A jornalista Christianne Machiavelli, que foi assessora de imprensa do juiz Sérgio Moro na Operação Lava Jato, de 2014 a agosto de 2018, disse ao Intercept que “a imprensa comprava tudo” e nem se dava ao trabalho de checar os conteúdos divulgados pela equipe da força-tarefa.

Cabia a ela fazer a ponte entre o juiz, suas decisões judiciais, e os jornalistas que acompanhavam as investigações. Nesse período, avalia a profissional, grande parte da imprensa cobriu de maneira acrítica a operação toda. “A responsabilidade da imprensa é tão importante quanto a da Polícia Federal, do Ministério Público e da Justiça. Talvez tenha faltado crítica da imprensa. Era tudo divulgado do jeito como era citado pelos órgãos da operação. A imprensa comprava tudo”, disse Christianne à repórter do Intercept.

Passados 17 meses da visita do DCM à mãezinha orgulhosa em Maringá, o Intercept firmou parceria com os antigos parceiros do Moro, conforme revelados por sua própria mãe, e parece que tudo mudou.

Será?

A revista Veja agora é queimada publicamente por coxinhas que fazem uma campanha aloprada por cancelamento de assinaturas da publicação. A Folha agora dá em primeira página denúncias de que Moro foi parcial e comandou a acusação o tempo todo. Grande novidade.

E daí?

Tanto Veja quanto Folha, conforme a própria ex-assessora de imprensa da Lava Jato disse, são coniventes com tudo que Moro fez. Por acaso a Veja ou a Folha estão defendendo que tudo seja desfeito? Estão publicando que tudo seja anulado e que o Lula não passe nem mais um segundo preso ilegalmente?

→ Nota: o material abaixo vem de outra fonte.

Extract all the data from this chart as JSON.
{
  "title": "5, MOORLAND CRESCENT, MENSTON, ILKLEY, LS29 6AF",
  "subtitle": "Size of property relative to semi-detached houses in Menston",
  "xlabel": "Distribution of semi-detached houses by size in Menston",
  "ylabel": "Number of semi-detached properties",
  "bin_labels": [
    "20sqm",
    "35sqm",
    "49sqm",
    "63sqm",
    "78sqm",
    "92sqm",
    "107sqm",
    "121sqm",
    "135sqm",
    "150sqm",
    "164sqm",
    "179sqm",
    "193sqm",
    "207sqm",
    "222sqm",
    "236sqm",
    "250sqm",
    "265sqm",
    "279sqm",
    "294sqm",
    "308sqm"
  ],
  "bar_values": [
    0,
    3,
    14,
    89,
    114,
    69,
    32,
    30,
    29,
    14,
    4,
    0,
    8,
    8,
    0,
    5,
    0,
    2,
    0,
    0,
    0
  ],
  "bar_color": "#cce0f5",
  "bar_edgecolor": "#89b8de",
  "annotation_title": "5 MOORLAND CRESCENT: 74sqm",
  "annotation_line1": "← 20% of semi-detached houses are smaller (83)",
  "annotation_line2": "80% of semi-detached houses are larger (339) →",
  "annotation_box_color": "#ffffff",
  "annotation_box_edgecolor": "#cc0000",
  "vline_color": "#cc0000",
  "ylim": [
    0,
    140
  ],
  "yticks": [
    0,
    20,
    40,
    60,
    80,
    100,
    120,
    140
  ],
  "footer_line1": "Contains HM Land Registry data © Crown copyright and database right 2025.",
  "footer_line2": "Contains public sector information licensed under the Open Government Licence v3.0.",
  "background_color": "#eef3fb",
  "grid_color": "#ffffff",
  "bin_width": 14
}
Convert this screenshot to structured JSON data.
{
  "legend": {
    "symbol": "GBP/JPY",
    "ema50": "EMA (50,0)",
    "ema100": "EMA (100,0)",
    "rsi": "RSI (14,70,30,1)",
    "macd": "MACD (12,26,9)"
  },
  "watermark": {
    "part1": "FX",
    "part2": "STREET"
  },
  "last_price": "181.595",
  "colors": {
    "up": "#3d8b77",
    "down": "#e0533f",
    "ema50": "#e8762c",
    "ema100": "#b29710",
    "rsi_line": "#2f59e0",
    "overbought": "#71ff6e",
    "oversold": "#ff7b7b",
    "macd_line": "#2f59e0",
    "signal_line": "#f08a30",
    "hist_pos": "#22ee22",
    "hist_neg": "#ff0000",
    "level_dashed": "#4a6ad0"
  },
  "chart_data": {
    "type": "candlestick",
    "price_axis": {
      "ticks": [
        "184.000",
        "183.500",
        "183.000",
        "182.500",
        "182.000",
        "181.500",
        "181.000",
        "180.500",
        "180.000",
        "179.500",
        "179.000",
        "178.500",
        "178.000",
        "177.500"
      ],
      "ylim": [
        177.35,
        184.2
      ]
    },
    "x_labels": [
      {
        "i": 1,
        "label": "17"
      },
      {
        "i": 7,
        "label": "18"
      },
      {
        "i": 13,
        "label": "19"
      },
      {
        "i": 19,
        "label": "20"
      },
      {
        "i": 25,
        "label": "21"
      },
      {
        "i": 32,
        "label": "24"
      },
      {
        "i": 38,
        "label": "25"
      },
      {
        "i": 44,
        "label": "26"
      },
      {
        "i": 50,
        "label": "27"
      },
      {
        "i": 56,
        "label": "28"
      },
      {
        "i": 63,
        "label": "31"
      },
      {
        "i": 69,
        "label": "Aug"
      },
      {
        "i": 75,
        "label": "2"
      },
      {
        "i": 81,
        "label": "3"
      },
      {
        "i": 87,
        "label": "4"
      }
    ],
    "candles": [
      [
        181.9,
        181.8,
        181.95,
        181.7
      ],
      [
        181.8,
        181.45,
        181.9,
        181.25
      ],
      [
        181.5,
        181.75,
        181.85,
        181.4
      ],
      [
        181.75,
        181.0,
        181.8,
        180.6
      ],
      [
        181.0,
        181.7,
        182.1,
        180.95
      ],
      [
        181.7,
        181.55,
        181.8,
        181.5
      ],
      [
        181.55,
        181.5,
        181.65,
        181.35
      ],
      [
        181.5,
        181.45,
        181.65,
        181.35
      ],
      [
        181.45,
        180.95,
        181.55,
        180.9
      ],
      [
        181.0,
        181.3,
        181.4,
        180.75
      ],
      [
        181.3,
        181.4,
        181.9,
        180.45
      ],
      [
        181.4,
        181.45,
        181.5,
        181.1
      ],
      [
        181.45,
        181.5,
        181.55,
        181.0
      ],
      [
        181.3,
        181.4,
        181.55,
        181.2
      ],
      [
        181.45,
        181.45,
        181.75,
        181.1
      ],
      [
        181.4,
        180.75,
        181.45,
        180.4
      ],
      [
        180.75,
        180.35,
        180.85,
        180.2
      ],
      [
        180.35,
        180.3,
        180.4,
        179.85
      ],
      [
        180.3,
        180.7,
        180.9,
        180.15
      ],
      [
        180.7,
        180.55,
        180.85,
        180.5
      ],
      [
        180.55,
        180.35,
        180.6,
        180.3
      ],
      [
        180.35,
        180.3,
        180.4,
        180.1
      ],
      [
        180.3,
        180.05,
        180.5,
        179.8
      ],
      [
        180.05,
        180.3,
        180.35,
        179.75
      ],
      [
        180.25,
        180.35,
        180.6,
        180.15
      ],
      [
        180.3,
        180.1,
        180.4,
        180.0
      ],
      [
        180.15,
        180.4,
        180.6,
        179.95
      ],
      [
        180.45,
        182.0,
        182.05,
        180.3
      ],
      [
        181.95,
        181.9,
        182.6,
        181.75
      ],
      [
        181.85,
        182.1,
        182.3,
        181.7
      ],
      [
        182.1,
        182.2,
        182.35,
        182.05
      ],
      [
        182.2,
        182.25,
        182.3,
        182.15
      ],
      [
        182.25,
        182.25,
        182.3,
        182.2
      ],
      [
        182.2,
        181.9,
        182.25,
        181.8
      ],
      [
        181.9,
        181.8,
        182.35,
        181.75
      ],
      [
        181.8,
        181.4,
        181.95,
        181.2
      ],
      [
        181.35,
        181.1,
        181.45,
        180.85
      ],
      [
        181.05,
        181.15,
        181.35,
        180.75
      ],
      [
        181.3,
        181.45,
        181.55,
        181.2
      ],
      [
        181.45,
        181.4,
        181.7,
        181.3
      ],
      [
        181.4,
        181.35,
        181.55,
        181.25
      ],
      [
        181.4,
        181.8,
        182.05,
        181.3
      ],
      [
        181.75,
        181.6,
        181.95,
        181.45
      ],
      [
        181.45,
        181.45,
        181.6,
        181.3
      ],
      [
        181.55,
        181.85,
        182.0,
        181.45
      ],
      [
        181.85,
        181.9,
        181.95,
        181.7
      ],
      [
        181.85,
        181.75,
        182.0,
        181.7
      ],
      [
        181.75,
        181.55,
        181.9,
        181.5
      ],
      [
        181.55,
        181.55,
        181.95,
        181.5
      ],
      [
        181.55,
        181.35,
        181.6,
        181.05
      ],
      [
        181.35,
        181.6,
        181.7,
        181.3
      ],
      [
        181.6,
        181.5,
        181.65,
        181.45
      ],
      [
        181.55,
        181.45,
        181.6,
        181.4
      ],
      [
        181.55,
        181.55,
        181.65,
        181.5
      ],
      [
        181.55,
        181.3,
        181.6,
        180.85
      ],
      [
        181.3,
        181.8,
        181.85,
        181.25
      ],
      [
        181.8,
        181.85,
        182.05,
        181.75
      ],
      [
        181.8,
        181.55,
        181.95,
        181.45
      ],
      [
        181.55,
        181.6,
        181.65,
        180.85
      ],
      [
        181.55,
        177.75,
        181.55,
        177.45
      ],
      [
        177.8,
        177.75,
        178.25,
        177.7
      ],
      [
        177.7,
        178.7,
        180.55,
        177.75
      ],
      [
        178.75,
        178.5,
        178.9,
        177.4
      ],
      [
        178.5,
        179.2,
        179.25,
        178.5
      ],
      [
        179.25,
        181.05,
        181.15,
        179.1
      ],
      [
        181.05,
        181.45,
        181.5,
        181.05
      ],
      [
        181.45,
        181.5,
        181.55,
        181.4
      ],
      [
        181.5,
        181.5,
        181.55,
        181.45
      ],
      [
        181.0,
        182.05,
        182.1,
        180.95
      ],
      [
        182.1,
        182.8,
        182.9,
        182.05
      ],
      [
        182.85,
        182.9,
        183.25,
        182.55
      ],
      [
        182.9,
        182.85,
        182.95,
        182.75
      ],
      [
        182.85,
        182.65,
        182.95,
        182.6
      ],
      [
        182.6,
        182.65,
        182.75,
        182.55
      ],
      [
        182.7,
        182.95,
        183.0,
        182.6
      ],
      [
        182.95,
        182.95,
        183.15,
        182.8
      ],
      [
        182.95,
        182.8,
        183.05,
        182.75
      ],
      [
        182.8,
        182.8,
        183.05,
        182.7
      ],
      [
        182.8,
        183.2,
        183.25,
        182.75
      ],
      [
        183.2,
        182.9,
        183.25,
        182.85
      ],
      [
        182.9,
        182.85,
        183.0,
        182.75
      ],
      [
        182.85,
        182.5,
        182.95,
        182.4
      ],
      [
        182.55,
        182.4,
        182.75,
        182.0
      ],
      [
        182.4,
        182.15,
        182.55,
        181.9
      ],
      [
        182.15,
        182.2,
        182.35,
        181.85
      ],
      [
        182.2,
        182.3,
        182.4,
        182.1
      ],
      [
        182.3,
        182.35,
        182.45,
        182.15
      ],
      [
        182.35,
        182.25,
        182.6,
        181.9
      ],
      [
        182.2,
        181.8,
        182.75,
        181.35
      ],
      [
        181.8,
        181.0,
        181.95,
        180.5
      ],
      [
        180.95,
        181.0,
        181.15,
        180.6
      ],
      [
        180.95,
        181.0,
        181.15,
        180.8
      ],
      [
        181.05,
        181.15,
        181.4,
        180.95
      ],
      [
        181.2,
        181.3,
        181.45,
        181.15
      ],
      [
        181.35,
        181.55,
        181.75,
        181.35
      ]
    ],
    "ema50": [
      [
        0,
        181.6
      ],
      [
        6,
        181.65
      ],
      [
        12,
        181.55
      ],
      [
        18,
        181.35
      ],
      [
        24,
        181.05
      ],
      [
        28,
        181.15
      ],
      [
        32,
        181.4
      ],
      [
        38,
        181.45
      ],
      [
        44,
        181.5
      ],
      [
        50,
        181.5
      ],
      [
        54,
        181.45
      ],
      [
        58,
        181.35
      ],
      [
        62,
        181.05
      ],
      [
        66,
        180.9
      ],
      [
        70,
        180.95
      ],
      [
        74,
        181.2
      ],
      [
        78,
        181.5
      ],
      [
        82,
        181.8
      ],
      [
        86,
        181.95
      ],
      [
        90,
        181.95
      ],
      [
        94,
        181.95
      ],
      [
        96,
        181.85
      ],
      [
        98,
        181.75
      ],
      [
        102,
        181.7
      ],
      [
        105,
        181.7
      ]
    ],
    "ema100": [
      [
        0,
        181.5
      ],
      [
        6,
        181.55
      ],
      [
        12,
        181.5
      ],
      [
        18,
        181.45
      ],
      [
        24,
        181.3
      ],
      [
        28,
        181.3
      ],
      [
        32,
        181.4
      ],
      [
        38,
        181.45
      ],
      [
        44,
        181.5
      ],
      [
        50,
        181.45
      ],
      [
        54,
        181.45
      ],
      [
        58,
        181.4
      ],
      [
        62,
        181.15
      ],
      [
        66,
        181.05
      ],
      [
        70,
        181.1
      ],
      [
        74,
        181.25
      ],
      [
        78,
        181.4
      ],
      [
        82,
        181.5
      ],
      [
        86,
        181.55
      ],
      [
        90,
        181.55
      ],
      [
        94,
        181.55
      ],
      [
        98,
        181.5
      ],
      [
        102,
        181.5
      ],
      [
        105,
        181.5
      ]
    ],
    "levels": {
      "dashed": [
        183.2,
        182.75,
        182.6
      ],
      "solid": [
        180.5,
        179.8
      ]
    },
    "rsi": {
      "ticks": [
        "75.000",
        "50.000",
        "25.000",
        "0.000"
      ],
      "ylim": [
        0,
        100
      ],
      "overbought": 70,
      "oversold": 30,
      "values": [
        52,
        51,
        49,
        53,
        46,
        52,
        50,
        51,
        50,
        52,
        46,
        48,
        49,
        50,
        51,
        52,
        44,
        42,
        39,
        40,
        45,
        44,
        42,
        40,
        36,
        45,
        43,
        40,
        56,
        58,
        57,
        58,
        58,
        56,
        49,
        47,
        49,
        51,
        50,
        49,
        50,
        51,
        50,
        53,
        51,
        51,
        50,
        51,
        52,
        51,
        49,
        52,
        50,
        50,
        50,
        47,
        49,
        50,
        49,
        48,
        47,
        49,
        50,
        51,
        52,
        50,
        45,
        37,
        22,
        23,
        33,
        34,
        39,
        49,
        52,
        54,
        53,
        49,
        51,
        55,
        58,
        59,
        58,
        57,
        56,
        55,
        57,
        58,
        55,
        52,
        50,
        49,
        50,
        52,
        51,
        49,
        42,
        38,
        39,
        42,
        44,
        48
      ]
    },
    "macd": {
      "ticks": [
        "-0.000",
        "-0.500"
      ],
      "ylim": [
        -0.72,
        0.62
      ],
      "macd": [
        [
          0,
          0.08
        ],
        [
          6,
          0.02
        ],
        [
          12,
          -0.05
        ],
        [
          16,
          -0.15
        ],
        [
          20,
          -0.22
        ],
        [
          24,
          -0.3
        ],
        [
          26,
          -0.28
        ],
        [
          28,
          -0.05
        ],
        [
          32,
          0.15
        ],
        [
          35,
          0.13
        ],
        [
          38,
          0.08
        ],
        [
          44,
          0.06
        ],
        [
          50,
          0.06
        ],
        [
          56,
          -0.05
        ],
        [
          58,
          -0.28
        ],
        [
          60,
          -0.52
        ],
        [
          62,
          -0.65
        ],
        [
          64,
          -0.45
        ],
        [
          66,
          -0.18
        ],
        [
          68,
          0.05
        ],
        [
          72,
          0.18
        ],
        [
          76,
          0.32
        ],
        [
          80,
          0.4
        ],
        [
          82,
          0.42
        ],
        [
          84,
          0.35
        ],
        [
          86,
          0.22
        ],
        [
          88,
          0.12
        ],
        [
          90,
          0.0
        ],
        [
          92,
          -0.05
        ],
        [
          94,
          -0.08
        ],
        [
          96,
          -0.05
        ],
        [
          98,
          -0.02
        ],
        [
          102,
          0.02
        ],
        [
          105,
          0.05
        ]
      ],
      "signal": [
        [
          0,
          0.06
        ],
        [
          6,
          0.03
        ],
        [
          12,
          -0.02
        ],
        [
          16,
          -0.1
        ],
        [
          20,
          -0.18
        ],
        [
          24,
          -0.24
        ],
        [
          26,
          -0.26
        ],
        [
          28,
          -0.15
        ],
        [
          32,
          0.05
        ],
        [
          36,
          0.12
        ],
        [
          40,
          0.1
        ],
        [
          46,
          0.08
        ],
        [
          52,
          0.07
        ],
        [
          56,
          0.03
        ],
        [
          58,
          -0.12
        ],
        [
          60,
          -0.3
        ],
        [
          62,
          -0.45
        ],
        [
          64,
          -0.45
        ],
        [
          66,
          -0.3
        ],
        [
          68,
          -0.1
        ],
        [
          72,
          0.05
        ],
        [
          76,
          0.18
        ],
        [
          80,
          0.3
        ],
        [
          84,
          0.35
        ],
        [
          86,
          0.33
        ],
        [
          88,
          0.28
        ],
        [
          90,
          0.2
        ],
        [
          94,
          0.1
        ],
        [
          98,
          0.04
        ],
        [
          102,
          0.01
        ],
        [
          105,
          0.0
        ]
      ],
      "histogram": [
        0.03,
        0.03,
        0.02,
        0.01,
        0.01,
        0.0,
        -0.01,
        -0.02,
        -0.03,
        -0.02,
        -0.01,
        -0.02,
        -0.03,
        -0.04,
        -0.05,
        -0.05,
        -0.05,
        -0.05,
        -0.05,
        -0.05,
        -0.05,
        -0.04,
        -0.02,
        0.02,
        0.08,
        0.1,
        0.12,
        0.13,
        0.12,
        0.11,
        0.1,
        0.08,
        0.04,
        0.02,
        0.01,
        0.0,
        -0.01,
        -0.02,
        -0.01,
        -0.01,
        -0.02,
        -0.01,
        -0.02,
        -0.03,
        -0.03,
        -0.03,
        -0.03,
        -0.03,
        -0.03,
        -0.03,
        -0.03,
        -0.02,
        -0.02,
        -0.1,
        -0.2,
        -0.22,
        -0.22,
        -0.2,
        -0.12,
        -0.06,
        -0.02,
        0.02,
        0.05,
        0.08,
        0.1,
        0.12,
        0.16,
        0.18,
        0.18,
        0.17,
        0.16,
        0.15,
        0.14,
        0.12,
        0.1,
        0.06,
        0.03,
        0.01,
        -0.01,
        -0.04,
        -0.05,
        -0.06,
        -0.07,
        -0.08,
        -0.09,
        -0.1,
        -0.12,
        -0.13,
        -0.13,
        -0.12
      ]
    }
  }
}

Ou só resolveram “queimar o cartucho Moro” para manter os interesses dos golpistas em plena execução, esfolando a classe trabalhadora, atacando indígenas, sem-terra, sem-teto, os direitos das mulheres, destruindo a educação e a saúde públicas, sucateando o país para entregar tudo na bacia das almas a grupos capitalistas estrangeiros e banqueiros.

Fuzilam Moro, descolando-o de Bolsonaro.

A imprensa golpista deve ser denunciada e combatida rigorosamente. São cínicos e farsantes. Denunciaram Moro após ver a crise que havia estourado em cima do ex-juiz. De quebra, lucram com a venda de exemplares de seus impressos, mesmo que para serem queimados pelos coxinhas irritados.

Tanto a Veja quanto a Folha “celebraram o trabalho do ex-juiz na luta contra a corrupção”, como a própria Veja afirmou em editorial recentemente. Agora, querem “passar um pano” e parecerem imparciais, sem “compromissos com pessoas ou partidos”. Isso vende. Trouxas compram a ideia. Dá lucro. E controla a denúncias do Intercept, em vez de se opor a ele. Pois o compromisso da VEJA e da Folha é com o partido da Lava Jato e todos os outros golpistas. No mínimo, ambas as publicações varrem o lixo jornalístico e se reciclam para tentarem manter a relevância.